By Sandra Basu
WASHINGTON — With the majority of Americans who served in the military unaware of the benefits due them, the VA is working to ensure that all veterans are fully informed of their eligibility for healthcare and other services, lawmakers were told last month.
“Accessing healthcare has never been more simple. Across the country, Iraq and Afghanistan veterans are utilizing VA healthcare at a rate greater than any previous generation, including an unprecedented increase in the number of women receiving care at the VA,” said VA Assistant Secretary for Public and Intergovernmental Affairs Tommy Sowers, PhD.
Sowers made his statement at a hearing where lawmakers expressed concern that many veterans remain unaware that they qualify to access VA programs and benefits .
“No matter how good the programs are that the VA has, no matter how good the healthcare program may be or what they are doing with homelessness or many other areas, it doesn’t mean anything if the veteran does not know what that program is about,” said Senate Veterans’ Committee Chairman Sen. Bernie Sanders (I-VT).
Sowers acknowledged that outreach remains critical. Of the more than 22 million veterans in the United States, fewer than half are currently accessing any VA benefits, he said. In addition, a 2010 survey revealed almost 60% of veterans knew either “very little” or “nothing at all” about their VA benefits.
Responding to a question about what VA is doing to reach older veterans, such as Vietnam veterans, Sowers called the strategy “multifaceted.”
“Vietnam veterans are the largest proportion of veterans on Facebook, but it will require more than Facebook: It will require some direct face time as well,” he said.
Sowers also said that reaching this group through partner organizations is key, because Vietnam veterans “represent the largest cohort within the members of veteran service organizations.”
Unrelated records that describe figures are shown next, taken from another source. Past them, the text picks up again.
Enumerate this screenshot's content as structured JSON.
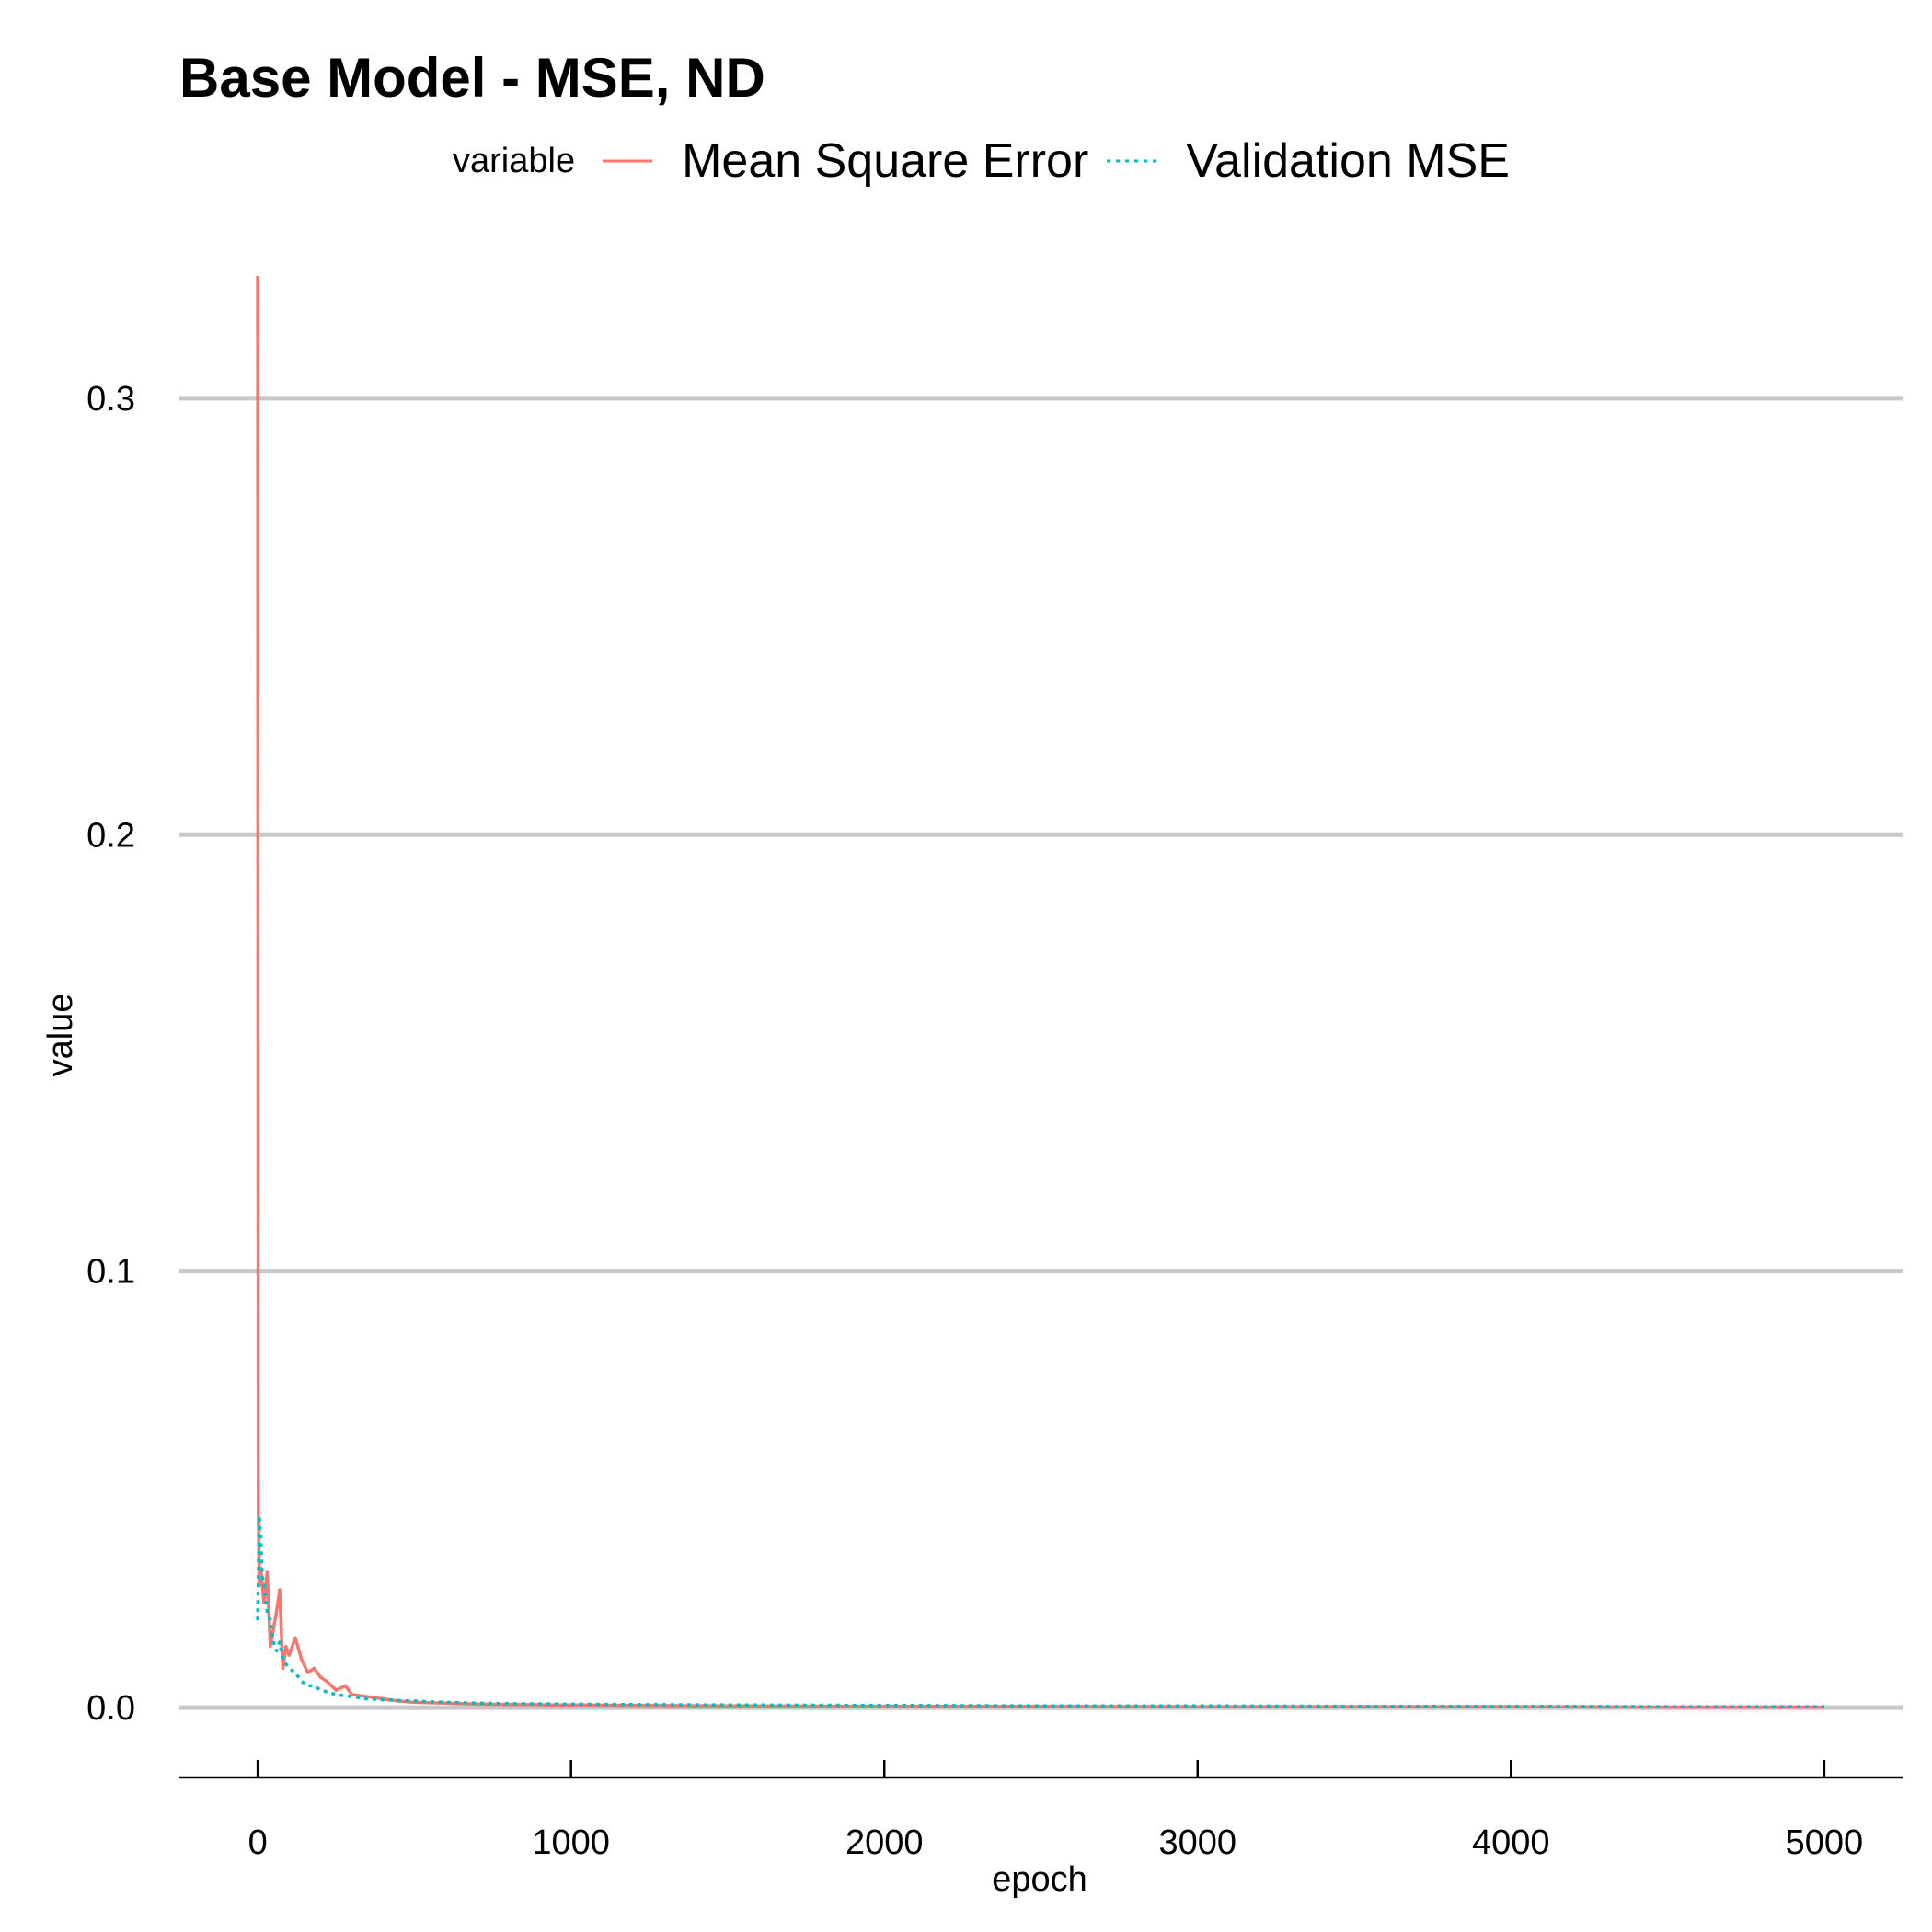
{
  "colors": {
    "series_train": "#F8766D",
    "series_val": "#00BFC4",
    "grid": "#C8C8C8",
    "axis": "#000000"
  },
  "chart_data": {
    "type": "line",
    "title": "Base Model - MSE, ND",
    "xlabel": "epoch",
    "ylabel": "value",
    "xlim": [
      -250,
      5250
    ],
    "ylim": [
      -0.016,
      0.328
    ],
    "x_ticks": [
      0,
      1000,
      2000,
      3000,
      4000,
      5000
    ],
    "x_tick_labels": [
      "0",
      "1000",
      "2000",
      "3000",
      "4000",
      "5000"
    ],
    "y_ticks": [
      0.0,
      0.1,
      0.2,
      0.3
    ],
    "y_tick_labels": [
      "0.0",
      "0.1",
      "0.2",
      "0.3"
    ],
    "grid": "horizontal-major",
    "legend": {
      "title": "variable",
      "position": "top",
      "entries": [
        "Mean Square Error",
        "Validation MSE"
      ]
    },
    "series": [
      {
        "name": "Mean Square Error",
        "line": "solid",
        "x": [
          0,
          1,
          2,
          5,
          10,
          20,
          30,
          40,
          50,
          60,
          70,
          80,
          90,
          100,
          120,
          140,
          160,
          180,
          200,
          220,
          250,
          280,
          300,
          350,
          400,
          450,
          500,
          600,
          700,
          800,
          1000,
          1200,
          1500,
          2000,
          2500,
          3000,
          3500,
          4000,
          4500,
          5000
        ],
        "values": [
          0.328,
          0.12,
          0.045,
          0.028,
          0.032,
          0.024,
          0.031,
          0.014,
          0.018,
          0.022,
          0.027,
          0.009,
          0.014,
          0.012,
          0.016,
          0.011,
          0.008,
          0.009,
          0.007,
          0.006,
          0.004,
          0.005,
          0.003,
          0.0025,
          0.002,
          0.0015,
          0.0012,
          0.001,
          0.0008,
          0.0007,
          0.0006,
          0.0005,
          0.0004,
          0.0003,
          0.0003,
          0.0002,
          0.0002,
          0.0002,
          0.0001,
          0.0001
        ]
      },
      {
        "name": "Validation MSE",
        "line": "dotted",
        "x": [
          0,
          5,
          10,
          15,
          20,
          30,
          40,
          50,
          60,
          70,
          80,
          90,
          100,
          120,
          140,
          160,
          180,
          200,
          250,
          300,
          350,
          400,
          500,
          600,
          700,
          800,
          1000,
          1200,
          1500,
          2000,
          2500,
          3000,
          3500,
          4000,
          4500,
          5000
        ],
        "values": [
          0.02,
          0.044,
          0.038,
          0.03,
          0.028,
          0.022,
          0.02,
          0.015,
          0.013,
          0.015,
          0.011,
          0.01,
          0.009,
          0.008,
          0.006,
          0.005,
          0.005,
          0.004,
          0.003,
          0.0025,
          0.002,
          0.0018,
          0.0015,
          0.0012,
          0.001,
          0.0009,
          0.0008,
          0.0007,
          0.0006,
          0.0005,
          0.0004,
          0.0004,
          0.0003,
          0.0003,
          0.0002,
          0.0002
        ]
      }
    ]
  }
}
Iraq and Afghanistan veterans are eligible within five years from the date of discharge or release from active duty for up to five years of free healthcare. Sowers said 56% of the 1.5 million Iraq and Afghanistan veterans have utilized VA healthcare, a historically high number. Still, he acknowledged the agency has got to “do better.”
To reach even more veterans, VA recently initiated a campaign called “VA Access.” The campaign seeks to inform veterans of the care and benefits they have earned and how to access them, Sowers explained. As part of the campaign, VA was planning to release a national advertising campaign on radio, TV and billboards in late spring.
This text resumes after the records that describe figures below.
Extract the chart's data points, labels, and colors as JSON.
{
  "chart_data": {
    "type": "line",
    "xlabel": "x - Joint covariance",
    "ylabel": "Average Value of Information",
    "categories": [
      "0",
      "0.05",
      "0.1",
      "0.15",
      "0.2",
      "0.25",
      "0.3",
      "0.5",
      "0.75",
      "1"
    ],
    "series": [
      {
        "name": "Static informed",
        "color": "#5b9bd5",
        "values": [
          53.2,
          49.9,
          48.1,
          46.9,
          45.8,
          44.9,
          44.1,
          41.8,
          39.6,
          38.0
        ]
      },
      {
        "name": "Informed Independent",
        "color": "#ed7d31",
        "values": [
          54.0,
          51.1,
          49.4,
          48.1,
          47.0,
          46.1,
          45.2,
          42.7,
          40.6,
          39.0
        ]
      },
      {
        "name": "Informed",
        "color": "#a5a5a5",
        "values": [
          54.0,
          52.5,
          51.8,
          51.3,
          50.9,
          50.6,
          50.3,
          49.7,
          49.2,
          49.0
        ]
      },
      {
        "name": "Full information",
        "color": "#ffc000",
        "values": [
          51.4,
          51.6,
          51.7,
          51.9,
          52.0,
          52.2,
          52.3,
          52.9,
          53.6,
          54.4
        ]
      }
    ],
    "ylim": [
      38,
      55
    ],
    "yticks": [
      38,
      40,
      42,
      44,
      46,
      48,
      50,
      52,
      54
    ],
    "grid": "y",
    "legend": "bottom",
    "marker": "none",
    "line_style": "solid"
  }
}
“VA Access is a multi-year communication and outreach effort involving our three administrations and staff offices,” he said. “We have incorporated best practices from the private sector, built in strategic and tactical objectives, set milestones, established quantifiable metrics to measure our performance. The central thing on how we measure our success is by the number of new customers, in our case veterans, who are accessing the system.”
Meanwhile, community-based organizations that provide service to veterans also weighed in on the issue, telling Congress about programs being employed to reach veterans when the federal government has failed to do so.
Coleman Nee, who heads up the Massachusetts Department of Veterans’ Services, told lawmakers that his state has found “it is not always a lack of resources” keeping veterans and their families from accessing help, but also a “lack of knowledge of those benefits and how to navigate the various bureaucracies associated with those benefits.”
Massachusetts’ programs to increase access for veterans could serve as national models, Nee said.
One of those programs, Statewide Advocacy for Veterans’ Empowerment (SAVE), “is comprised of veterans or family members of veterans who have lived through similar transitions and can use their experiences to build a rapport with veterans and/or veteran family members,” Nee cited. “It offers peer-to-peer crisis intervention, coupled with resource navigation to advocate for veterans who are not able to obtain the benefits they have earned due to institutional or personal barriers.”
Another advocate, Eric Weingartner, from the Robin Hood Foundation in New York, an advocacy group which fights poverty, told lawmakers that VA needs to do a better job of partnering with community programs to ensure veterans can connect to local resources.
“Literally, right now, veterans are walking in the door, and there is no structure around the ability to hand off a vet into community programs which makes up the vast majority of human services in any local community,” he said.
Lawmakers expressed agreement that more collaboration is needed between VA, state and local organizations to increase access to resources for veterans.
“We appreciate that, if we are going to do justice for our veterans — the older veterans and the ones that are just returning — we are going to need a very strong level of cooperation between the VA and other federal agencies and nonprofits and state agencies throughout the country,” Sanders said in concluding the hearing.